Patrimoine archéologique en danger : Le « Projet » périlleux du Ministre de la Culture
Jeudi dernier, 22 courant, notre Ministre de la Culture a déclaré sur les ondes que son Département s’apprêtait à mettre en exécution un programme de travail clair concernant le Patrimoine archéologique.
Un train qui en cache un autre et un cadre équivoque
L’un des points forts du programme ministériel consiste en une restructuration de l’Institut national du Patrimoine (INP) avec la création de directions régionales de cet établissement dans tous les gouvernorats du pays.

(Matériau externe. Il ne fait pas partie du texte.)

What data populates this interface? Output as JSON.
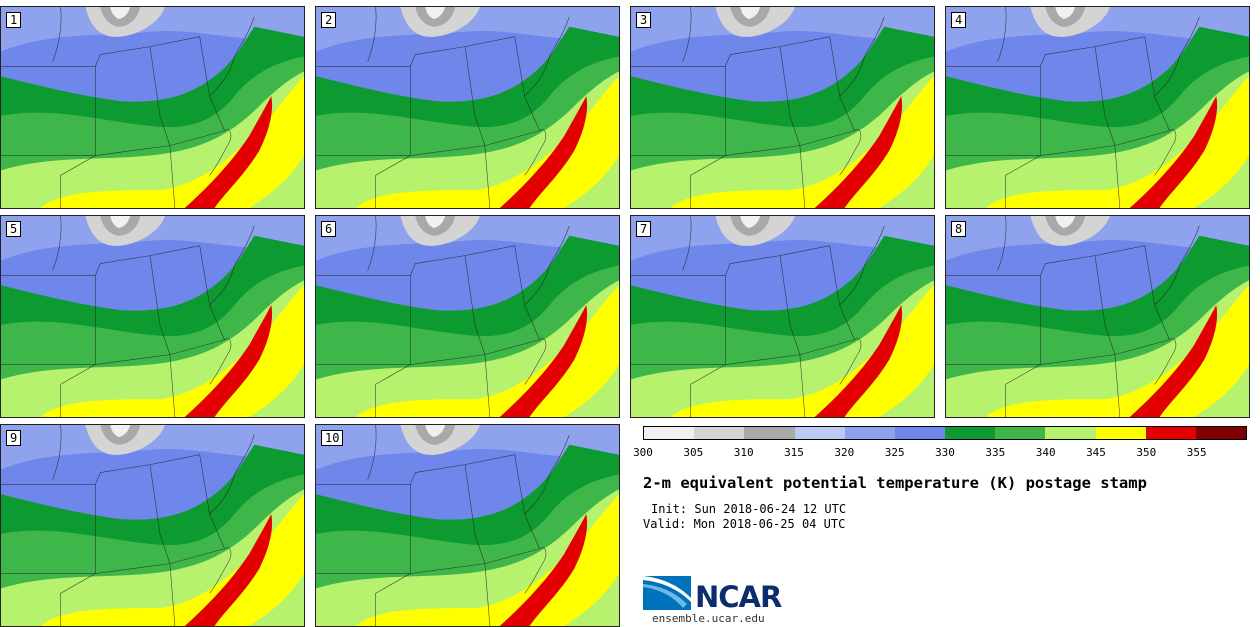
{
  "panels": [
    {
      "label": "1"
    },
    {
      "label": "2"
    },
    {
      "label": "3"
    },
    {
      "label": "4"
    },
    {
      "label": "5"
    },
    {
      "label": "6"
    },
    {
      "label": "7"
    },
    {
      "label": "8"
    },
    {
      "label": "9"
    },
    {
      "label": "10"
    }
  ],
  "colorbar": {
    "tick_labels": [
      "300",
      "305",
      "310",
      "315",
      "320",
      "325",
      "330",
      "335",
      "340",
      "345",
      "350",
      "355"
    ],
    "colors": [
      "#f0f0f0",
      "#d4d4d4",
      "#a9a9a9",
      "#bcc9f5",
      "#8ea2ee",
      "#6f86ea",
      "#0d9a30",
      "#3fb64a",
      "#b6f26d",
      "#ffff00",
      "#e30000",
      "#7e0000"
    ]
  },
  "title": "2-m equivalent potential temperature (K) postage stamp",
  "init": "Init: Sun 2018-06-24 12 UTC",
  "valid": "Valid: Mon 2018-06-25 04 UTC",
  "logo": {
    "text": "NCAR",
    "site": "ensemble.ucar.edu"
  },
  "icon": "ncar-logo-icon"
}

Ces nouveaux organes bénéficieraient du concours de tous les corps de métier adéquats. L’autre nouveauté qui mérite d’être relevée est l’autonomie qui sera accordée au Musée national du Bardo. Ces deux mesures sont à saluer malgré l’étroitesse de leur horizon. Ainsi, par exemple, il n’a pas été question de l’urgence de mettre en place un Conseil scientifique à l’INP dont les «chercheurs permanents» sont alignés sur les enseignants-chercheurs universitaires et sont théoriquement soumis à la cotutelle scientifique du Ministère de l’Enseignement Supérieur, de la Recherche Scientifique et des Technologies de l’Information et de la Communication (MESRS-TIC), représenté par l’Université de Tunis.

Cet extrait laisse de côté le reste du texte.